Custom Gradient Boosting with PackBoost
PackBoost is a domain-specific gradient boosting algorithm designed to handle constraints not supported by standard libraries.
Gradient boosting decision trees and aggregation of weak learners.
Design Choices
PackBoost was developed for a public data science competition focused on financial markets. Its design reflects this context:
- Synchronized ensemble feature sampling
- Ensemble of weak learners for robustness
- Feature synchronization to encourage orthogonality
- Era-aware split selection
- Improved robustness across market regimes
- Round-forward sample paths
- Enables massive parallelization
- Preserves orthogonality across boosting rounds
Ensemble Feature Synchronization
For a given round, features are never reused across folds. When
split_feature_candidates << total_features, this enforces approximate orthogonality between ensemble members.

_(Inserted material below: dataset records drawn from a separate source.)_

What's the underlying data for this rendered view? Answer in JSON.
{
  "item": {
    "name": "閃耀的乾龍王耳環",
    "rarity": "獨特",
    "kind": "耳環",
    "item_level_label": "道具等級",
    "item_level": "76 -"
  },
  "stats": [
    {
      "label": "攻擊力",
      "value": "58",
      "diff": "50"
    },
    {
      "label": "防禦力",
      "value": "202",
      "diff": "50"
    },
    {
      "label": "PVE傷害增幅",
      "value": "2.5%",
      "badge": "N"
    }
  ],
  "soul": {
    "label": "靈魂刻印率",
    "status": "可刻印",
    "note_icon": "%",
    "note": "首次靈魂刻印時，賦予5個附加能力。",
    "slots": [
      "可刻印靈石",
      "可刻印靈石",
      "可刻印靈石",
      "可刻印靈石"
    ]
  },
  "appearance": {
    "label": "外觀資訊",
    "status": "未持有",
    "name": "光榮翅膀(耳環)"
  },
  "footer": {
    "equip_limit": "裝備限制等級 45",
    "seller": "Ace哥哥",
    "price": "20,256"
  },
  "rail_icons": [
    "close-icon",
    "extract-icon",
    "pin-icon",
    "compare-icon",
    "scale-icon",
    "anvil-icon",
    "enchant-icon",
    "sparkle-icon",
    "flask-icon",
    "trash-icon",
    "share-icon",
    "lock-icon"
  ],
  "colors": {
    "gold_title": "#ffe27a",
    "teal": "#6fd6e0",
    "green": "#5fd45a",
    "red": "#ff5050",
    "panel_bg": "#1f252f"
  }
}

Pre-sampled feature schedule per fold and tree depth.
Era-Aware Splitting Criterion
Splits are selected using an era-aware criterion ([reference TBD]). Instead of a single global score, splits are evaluated per era and then aggregated.
Era-level scoring leads to different optimal splits than global criteria.
Shared Tree Paths for Parallel Training
Instead of recursive tree growth, PackBoost reuses tree paths from previous rounds. This non-optimal strategy enables large-scale parallelization.
Reusing paths across rounds enables parallel split evaluation.